1775-11-12, de Voltaire [François Marie Arouet] à Chrétien Guillaume de Lamoignon de Malesherbes.

Vous ne vous contentez pas, monseigneur, des bénédictions de la France, vous étendez vos bontés jusqu'aux frontières de la Suisse.
J'étais dans un état assez douloureux, après un de ces petits avertissements que la nature donne souvent aux gens de mon âge, lorsque madame de Rozambeau a daigné faire une apparition dans ma retraite avec monsieur votre gendre, et les cousins, issus de germain de Télémaque. J'ai vu chez moi deux familles de grands hommes et quoique mon état ne m'ait pas permis de jouir de cet honneur autant que je l'aurais voulu, je me suis senti consolé autant qu'honoré. Vous avez joint à cet avantage que je vous dois, une lettre charmante, dont vous me permettrez de vous faire les plus sincères et les plus tendres remerciements. Madame de Rozambeau est comme vous monseigneur, elle porte la consolation partout où elle paraît, elle tient de vous le don d'attirer tous les coeurs autour d'elle.
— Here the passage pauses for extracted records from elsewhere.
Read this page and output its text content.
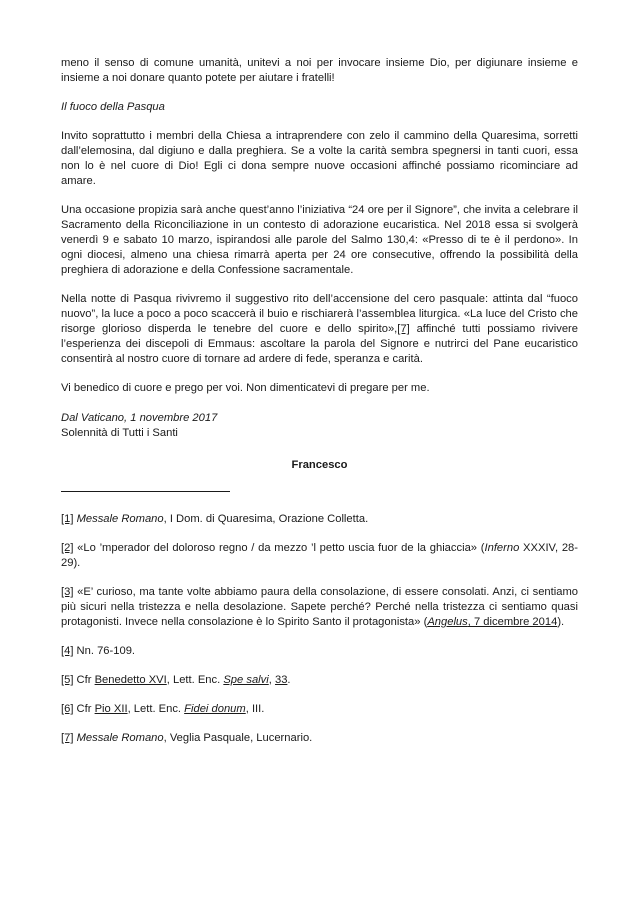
meno il senso di comune umanità, unitevi a noi per invocare insieme Dio, per digiunare insieme e insieme a noi donare quanto potete per aiutare i fratelli!

Il fuoco della Pasqua

Invito soprattutto i membri della Chiesa a intraprendere con zelo il cammino della Quaresima, sorretti dall’elemosina, dal digiuno e dalla preghiera. Se a volte la carità sembra spegnersi in tanti cuori, essa non lo è nel cuore di Dio! Egli ci dona sempre nuove occasioni affinché possiamo ricominciare ad amare.

Una occasione propizia sarà anche quest’anno l’iniziativa “24 ore per il Signore”, che invita a celebrare il Sacramento della Riconciliazione in un contesto di adorazione eucaristica. Nel 2018 essa si svolgerà venerdì 9 e sabato 10 marzo, ispirandosi alle parole del Salmo 130,4: «Presso di te è il perdono». In ogni diocesi, almeno una chiesa rimarrà aperta per 24 ore consecutive, offrendo la possibilità della preghiera di adorazione e della Confessione sacramentale.

Nella notte di Pasqua rivivremo il suggestivo rito dell’accensione del cero pasquale: attinta dal “fuoco nuovo”, la luce a poco a poco scaccerà il buio e rischiarerà l’assemblea liturgica. «La luce del Cristo che risorge glorioso disperda le tenebre del cuore e dello spirito»,[7] affinché tutti possiamo rivivere l’esperienza dei discepoli di Emmaus: ascoltare la parola del Signore e nutrirci del Pane eucaristico consentirà al nostro cuore di tornare ad ardere di fede, speranza e carità.

Vi benedico di cuore e prego per voi. Non dimenticatevi di pregare per me.

Dal Vaticano, 1 novembre 2017
Solennità di Tutti i Santi
Francesco

[1] Messale Romano, I Dom. di Quaresima, Orazione Colletta.

[2] «Lo ’mperador del doloroso regno / da mezzo ’l petto uscia fuor de la ghiaccia» (Inferno XXXIV, 28-29).

[3] «E’ curioso, ma tante volte abbiamo paura della consolazione, di essere consolati. Anzi, ci sentiamo più sicuri nella tristezza e nella desolazione. Sapete perché? Perché nella tristezza ci sentiamo quasi protagonisti. Invece nella consolazione è lo Spirito Santo il protagonista» (Angelus, 7 dicembre 2014).

[4] Nn. 76-109.

[5] Cfr Benedetto XVI, Lett. Enc. Spe salvi, 33.

[6] Cfr Pio XII, Lett. Enc. Fidei donum, III.

[7] Messale Romano, Veglia Pasquale, Lucernario.
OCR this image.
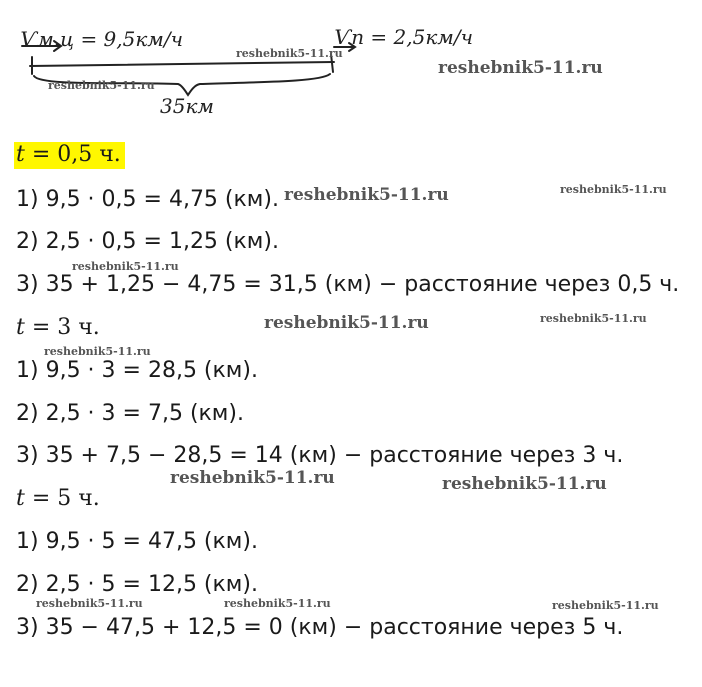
Ѵм.ц = 9,5км/ч	Ѵп = 2,5км/ч
35км
t = 0,5 ч.
1) 9,5 · 0,5 = 4,75 (км).
2) 2,5 · 0,5 = 1,25 (км).
3) 35 + 1,25 − 4,75 = 31,5 (км) − расстояние через 0,5 ч.
t = 3 ч.
1) 9,5 · 3 = 28,5 (км).
2) 2,5 · 3 = 7,5 (км).
3) 35 + 7,5 − 28,5 = 14 (км) − расстояние через 3 ч.
t = 5 ч.
1) 9,5 · 5 = 47,5 (км).
2) 2,5 · 5 = 12,5 (км).
3) 35 − 47,5 + 12,5 = 0 (км) − расстояние через 5 ч.
reshebnik5-11.ru
reshebnik5-11.ru
reshebnik5-11.ru
reshebnik5-11.ru	reshebnik5-11.ru
reshebnik5-11.ru
reshebnik5-11.ru	reshebnik5-11.ru
reshebnik5-11.ru
reshebnik5-11.ru	reshebnik5-11.ru
reshebnik5-11.ru	reshebnik5-11.ru	reshebnik5-11.ru
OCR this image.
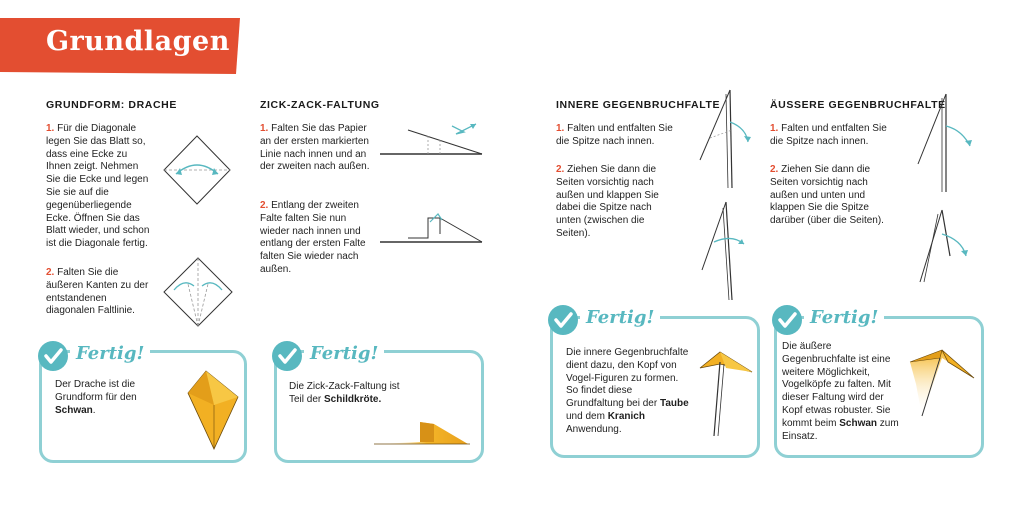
Grundlagen
GRUNDFORM: DRACHE
1. Für die Diagonale legen Sie das Blatt so, dass eine Ecke zu Ihnen zeigt. Nehmen Sie die Ecke und legen Sie sie auf die gegenüberliegende Ecke. Öffnen Sie das Blatt wieder, und schon ist die Diagonale fertig.
2. Falten Sie die äußeren Kanten zu der entstandenen diagonalen Faltlinie.
Fertig!
Der Drache ist die Grundform für den Schwan.
ZICK-ZACK-FALTUNG
1. Falten Sie das Papier an der ersten markierten Linie nach innen und an der zweiten nach außen.
2. Entlang der zweiten Falte falten Sie nun wieder nach innen und entlang der ersten Falte falten Sie wieder nach außen.
Fertig!
Die Zick-Zack-Faltung ist Teil der Schildkröte.
INNERE GEGENBRUCHFALTE
1. Falten und entfalten Sie die Spitze nach innen.
2. Ziehen Sie dann die Seiten vorsichtig nach außen und klappen Sie dabei die Spitze nach unten (zwischen die Seiten).
Fertig!
Die innere Gegenbruchfalte dient dazu, den Kopf von Vogel-Figuren zu formen. So findet diese Grundfaltung bei der Taube und dem Kranich Anwendung.
ÄUSSERE GEGENBRUCHFALTE
1. Falten und entfalten Sie die Spitze nach innen.
2. Ziehen Sie dann die Seiten vorsichtig nach außen und unten und klappen Sie die Spitze darüber (über die Seiten).
Fertig!
Die äußere Gegenbruchfalte ist eine weitere Möglichkeit, Vogelköpfe zu falten. Mit dieser Faltung wird der Kopf etwas robuster. Sie kommt beim Schwan zum Einsatz.
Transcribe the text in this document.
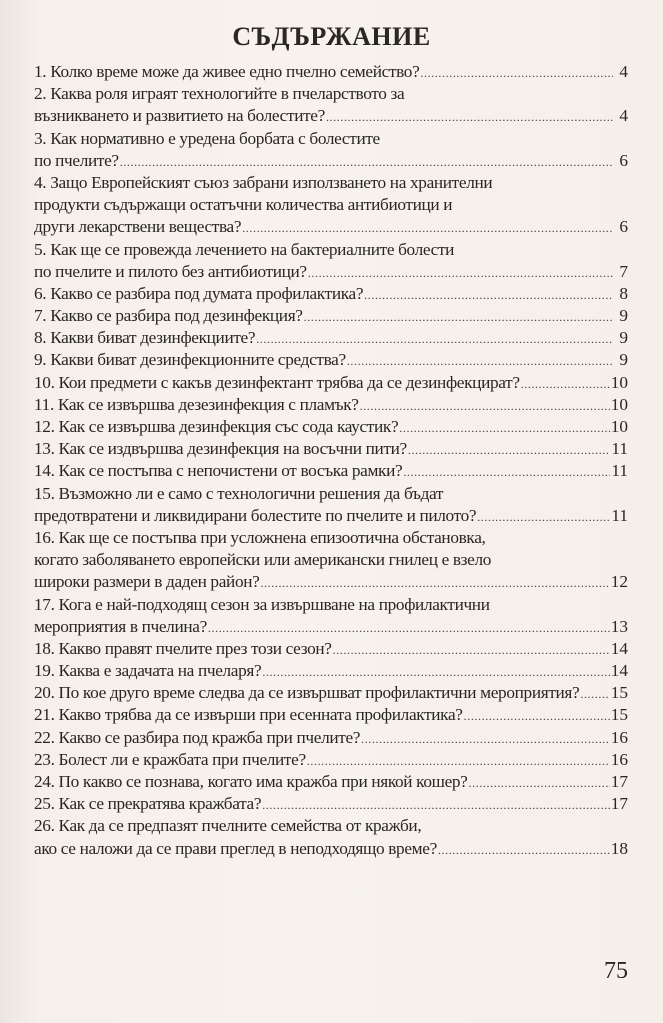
СЪДЪРЖАНИЕ
1. Колко време може да живее едно пчелно семейство? .....	4
2. Каква роля играят технологийте в пчеларството за
възникването и развитието на болестите? .....	4
3. Как нормативно е уредена борбата с болестите
по пчелите? .....	6
4. Защо Европейският съюз забрани използването на хранителни
продукти съдържащи остатъчни количества антибиотици и
други лекарствени вещества? .....	6
5. Как ще се провежда лечението на бактериалните болести
по пчелите и пилото без антибиотици? .....	7
6. Какво се разбира под думата профилактика? .....	8
7. Какво се разбира под дезинфекция? .....	9
8. Какви биват дезинфекциите? .....	9
9. Какви биват дезинфекционните средства? .....	9
10. Кои предмети с какъв дезинфектант трябва да се дезинфекцират? .....	10
11. Как се извършва дезезинфекция с пламък? .....	10
12. Как се извършва дезинфекция със сода каустик? .....	10
13. Как се издвършва дезинфекция на восъчни пити? .....	11
14. Как се постъпва с непочистени от восъка рамки? .....	11
15. Възможно ли е само с технологични решения да бъдат
предотвратени и ликвидирани болестите по пчелите и пилото? .....	11
16. Как ще се постъпва при усложнена епизоотична обстановка,
когато заболяването европейски или американски гнилец е взело
широки размери в даден район? .....	12
17. Кога е най-подходящ сезон за извършване на профилактични
мероприятия в пчелина? .....	13
18. Какво правят пчелите през този сезон? .....	14
19. Каква е задачата на пчеларя? .....	14
20. По кое друго време следва да се извършват профилактични мероприятия? ..... 15
21. Какво трябва да се извърши при есенната профилактика? .....	15
22. Какво се разбира под кражба при пчелите? .....	16
23. Болест ли е кражбата при пчелите? .....	16
24. По какво се познава, когато има кражба при някой кошер? .....	17
25. Как се прекратява кражбата? .....	17
26. Как да се предпазят пчелните семейства от кражби,
ако се наложи да се прави преглед в неподходящо време? .....	18
75
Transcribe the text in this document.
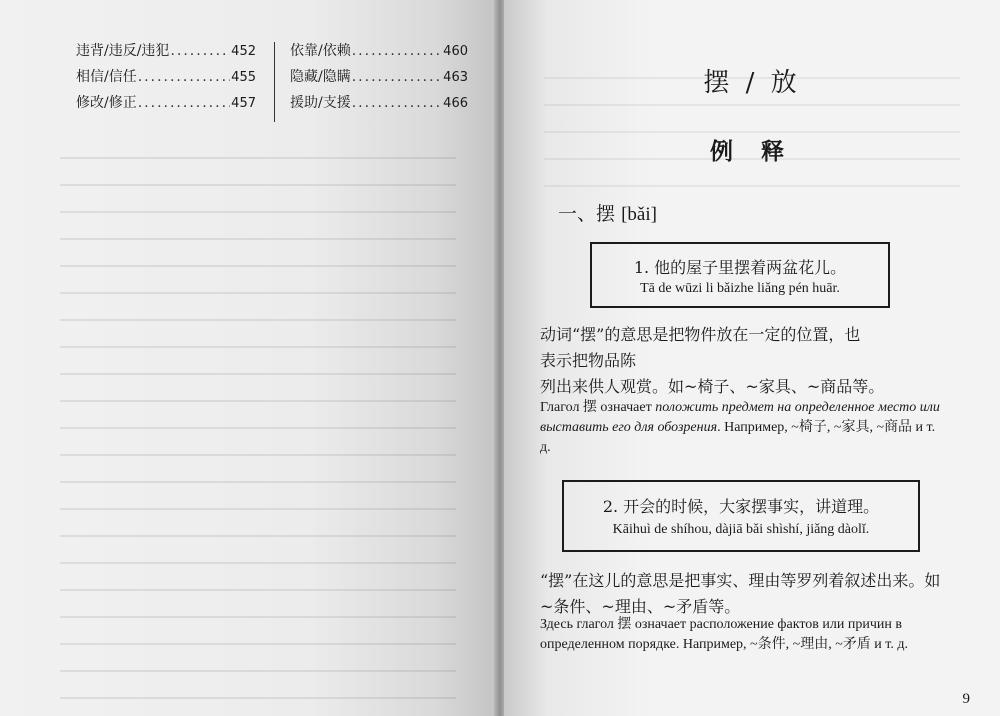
违背/违反/违犯 .....	452
相信/信任 .....	455
修改/修正 .....	457
依靠/依赖 .....	460
隐藏/隐瞒 .....	463
援助/支援 .....	466
摆 / 放
例 释
一、摆 [bǎi]
1. 他的屋子里摆着两盆花儿。
Tā de wūzi li bǎizhe liǎng pén huār.
动词“摆”的意思是把物件放在一定的位置，也
表示把物品陈
列出来供人观赏。如~椅子、~家具、~商品等。
Глагол 摆 означает положить предмет на определенное место или выставить его для обозрения. Например, ~椅子, ~家具, ~商品 и т. д.
2. 开会的时候，大家摆事实，讲道理。
Kāihuì de shíhou, dàjiā bǎi shìshí, jiǎng dàolǐ.
“摆”在这儿的意思是把事实、理由等罗列着叙述出来。如~条件、~理由、~矛盾等。
Здесь глагол 摆 означает расположение фактов или причин в определенном порядке. Например, ~条件, ~理由, ~矛盾 и т. д.
9
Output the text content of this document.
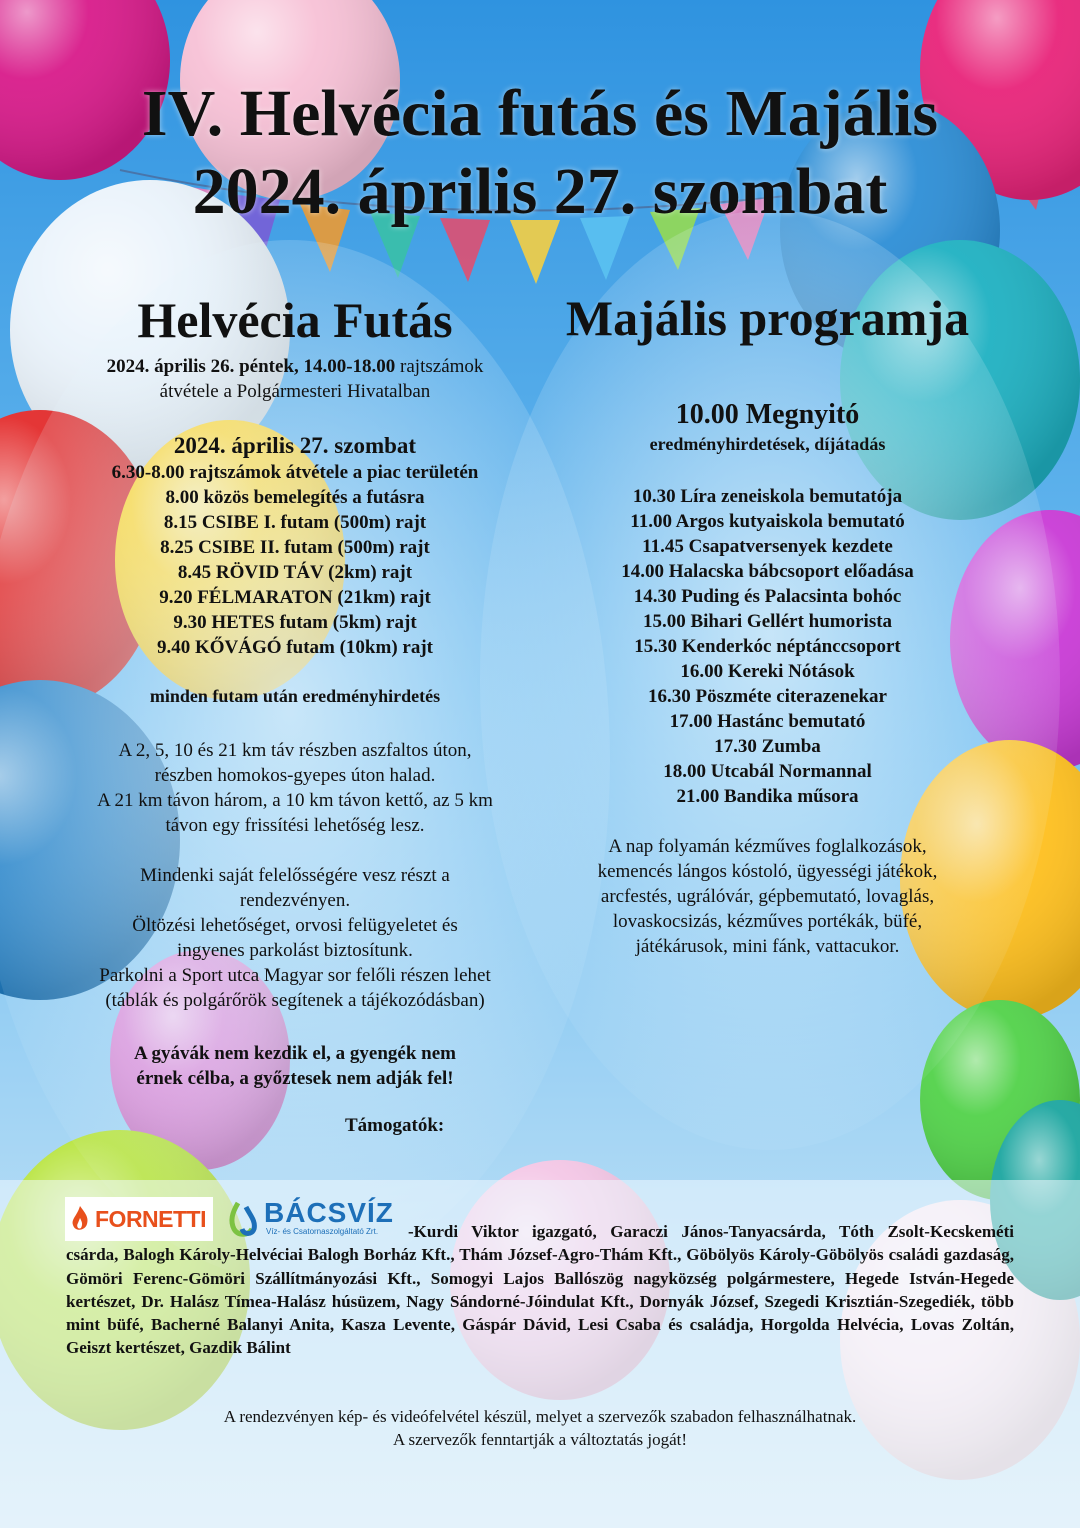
IV. Helvécia futás és Majális
2024. április 27. szombat
Helvécia Futás
2024. április 26. péntek, 14.00-18.00 rajtszámok
átvétele a Polgármesteri Hivatalban
2024. április 27. szombat
6.30-8.00 rajtszámok átvétele a piac területén
8.00 közös bemelegítés a futásra
8.15 CSIBE I. futam (500m) rajt
8.25 CSIBE II. futam (500m) rajt
8.45 RÖVID TÁV (2km) rajt
9.20 FÉLMARATON (21km) rajt
9.30 HETES futam (5km) rajt
9.40 KŐVÁGÓ futam (10km) rajt
minden futam után eredményhirdetés
A 2, 5, 10 és 21 km táv részben aszfaltos úton,
részben homokos-gyepes úton halad.
A 21 km távon három, a 10 km távon kettő, az 5 km
távon egy frissítési lehetőség lesz.
Mindenki saját felelősségére vesz részt a
rendezvényen.
Öltözési lehetőséget, orvosi felügyeletet és
ingyenes parkolást biztosítunk.
Parkolni a Sport utca Magyar sor felőli részen lehet
(táblák és polgárőrök segítenek a tájékozódásban)
A gyávák nem kezdik el, a gyengék nem
érnek célba, a győztesek nem adják fel!
Támogatók:
Majális programja
10.00 Megnyitó
eredményhirdetések, díjátadás
10.30 Líra zeneiskola bemutatója
11.00 Argos kutyaiskola bemutató
11.45 Csapatversenyek kezdete
14.00 Halacska bábcsoport előadása
14.30 Puding és Palacsinta bohóc
15.00 Bihari Gellért humorista
15.30 Kenderkóc néptánccsoport
16.00 Kereki Nótások
16.30 Pöszméte citerazenekar
17.00 Hastánc bemutató
17.30 Zumba
18.00 Utcabál Normannal
21.00 Bandika műsora
A nap folyamán kézműves foglalkozások,
kemencés lángos kóstoló, ügyességi játékok,
arcfestés, ugrálóvár, gépbemutató, lovaglás,
lovaskocsizás, kézműves portékák, büfé,
játékárusok, mini fánk, vattacukor.
FORNETTI BÁCSVÍZ
Víz- és Csatornaszolgáltató Zrt.	-Kurdi Viktor igazgató, Garaczi János-Tanyacsárda, Tóth Zsolt-Kecskeméti csárda, Balogh Károly-Helvéciai Balogh Borház Kft., Thám József-Agro-Thám Kft., Göbölyös Károly-Göbölyös családi gazdaság, Gömöri Ferenc-Gömöri Szállítmányozási Kft., Somogyi Lajos Ballószög nagyközség polgármestere, Hegede István-Hegede kertészet, Dr. Halász Tímea-Halász húsüzem, Nagy Sándorné-Jóindulat Kft., Dornyák József, Szegedi Krisztián-Szegediék, több mint büfé, Bacherné Balanyi Anita, Kasza Levente, Gáspár Dávid, Lesi Csaba és családja, Horgolda Helvécia, Lovas Zoltán, Geiszt kertészet, Gazdik Bálint
A rendezvényen kép- és videófelvétel készül, melyet a szervezők szabadon felhasználhatnak.
A szervezők fenntartják a változtatás jogát!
Je crains d'abuser des moments que vous donnez au bien public, en vous parlant des obligations que je vous ai, et de la bonté généreuse avec laquelle vous en avez daigné user envers moi; mais ces bontés ne sortiront jamais de ma mémoire.

J'ai l'honneur d'être avec le plus sincère et le plus profond respect, monseigneur, votre très humble et très obéissant serviteur.